ZNF217 Mediates Transcriptional Activation of GRHL3 to Regulate SLC22A31 and Promote Malignant Progression in Thyroid Cancer.

Abstract

The incidence of thyroid cancer (THCA) has increased worldwide during the past 40 years. However, an understanding of the mechanisms and major transcription factors involved in THCA is insufficient to identify therapeutic targets against THCA. To reveal such mechanisms, we conducted bioinformatics analyses to assess the differential expression in human THCA sample and normal tissue sample, leading us to focus on the function of the ZNF217/GRHL3/ SLC22A31 axis in mediating biological activity in THCA. The genes of interest were interfered with lentiviral vectors, and transfection efficiency was verified using RT-qPCR. ZNF217, GRHL3, and SLC22A31 were abundantly expressed in THCA tissues or cells. Knockdown of GRHL3, ZNF217, or SLC22A31 all significantly curtailed the malignant biological behavior of THCA cells.

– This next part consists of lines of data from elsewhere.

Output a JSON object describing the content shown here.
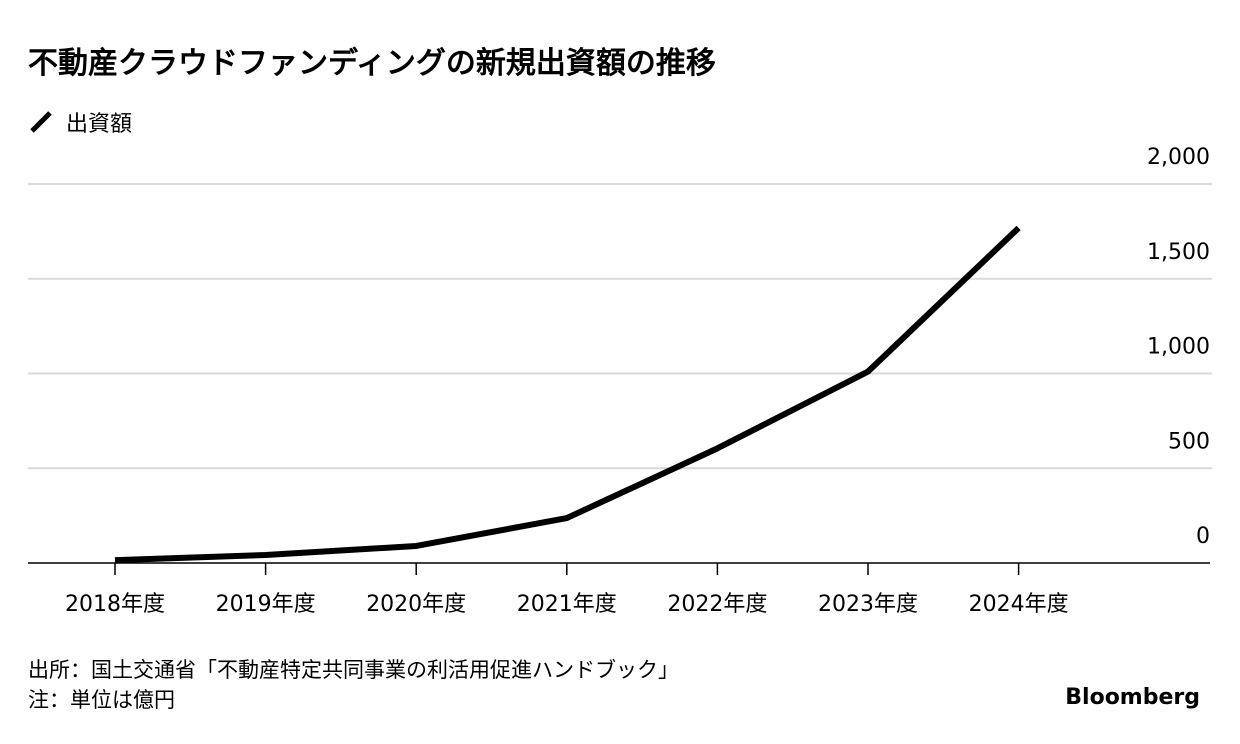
{
  "chart_data": {
    "type": "line",
    "title": "不動産クラウドファンディングの新規出資額の推移",
    "categories": [
      "2018年度",
      "2019年度",
      "2020年度",
      "2021年度",
      "2022年度",
      "2023年度",
      "2024年度"
    ],
    "series": [
      {
        "name": "出資額",
        "color": "#000000",
        "values": [
          15,
          42,
          90,
          237,
          605,
          1010,
          1768
        ]
      }
    ],
    "ylim": [
      0,
      2000
    ],
    "yticks": [
      0,
      500,
      {
        "value": 1000,
        "label": "1,000"
      },
      {
        "value": 1500,
        "label": "1,500"
      },
      {
        "value": 2000,
        "label": "2,000"
      }
    ],
    "grid": true,
    "source": "出所：国土交通省「不動産特定共同事業の利活用促進ハンドブック」",
    "note": "注：単位は億円",
    "credit": "Bloomberg"
  }
}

ZNF217 promoted GRHL3 expression through transcriptional activation, thereby increasing the transcription of SLC22A31. Ectopic expression of GRHL3 or SLC22A31 abated the suppressing impact of ZNF217 or GRHL3 knockdown on the biological activity of THCA cells. Collectively, our results demonstrated that ZNF217 acted as an activator of GRHL3, thereby promoting the expression of SLC22A31 and the malignant activity of THCA cells.